Alfred! Alfred, played by actor William Austin, is absolutely wonderful, easily the best thing about this film series. This is the original, pre-snarky Alfred from the comics, more manservant than father-figure, who loves detective stories and is slightly cowardly, though willing to help out Batman and Robin whenever possible. (Rumor has it that the comic-book Alfred, who was originally rather portly, was redesigned to resemble the lean-and-lanky Austin -- a design the character has retained ever since.) The serial really comes alive whenever Austin is on the screen. He ALMOST makes up for the films' rather serious faults:
Fault #1 -- and it's a HUGE one: This film suffers GREATLY from being a product of its era -- namely World War II. The villain, played by J. Carrol Naish, is supposed to be a Japanese spy, and he's depicted as the worst kind of Hollywood Japanese stereotype. Ethnic and racial slurs aimed at the Japanese permeate the film (in addition to uncomfortable slurs aimed at a Native American character and at a "swami"), making the film hard for modern viewers to fully appreciate. (Really, it's hard to respect a Batman who yells things like "You Jap devil" at the villain.)

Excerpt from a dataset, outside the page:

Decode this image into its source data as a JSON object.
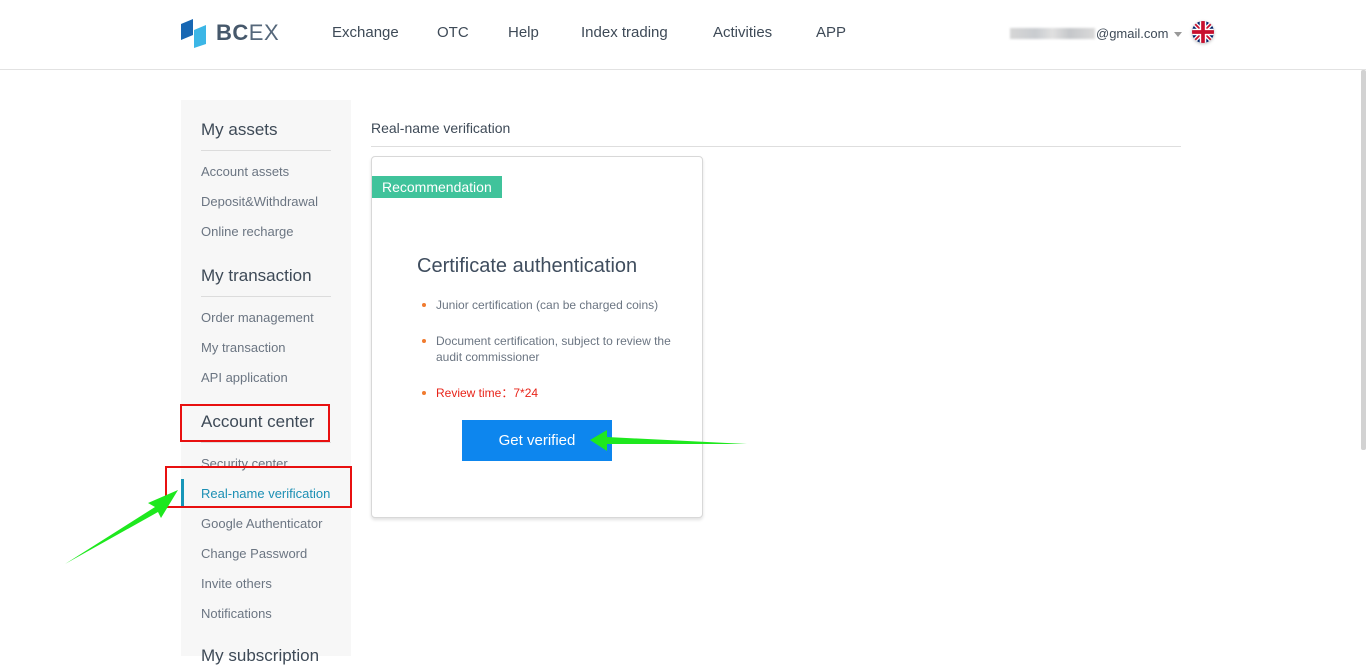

Fault #2: The films that make up this serial were NEVER intended to be viewed in one sitting. Taken together, they're very long and tedious, and they repeat each other a great deal. The repetition was necessary for 1943 audiences, who saw the films only once a week and had to be brought up to speed on what happened in previous segments. A modern viewer needs to have a great deal of patience to sit through the whole series.
Still, for anyone interested in checking out this bit of Batman film history, this DVD set is worth picking up.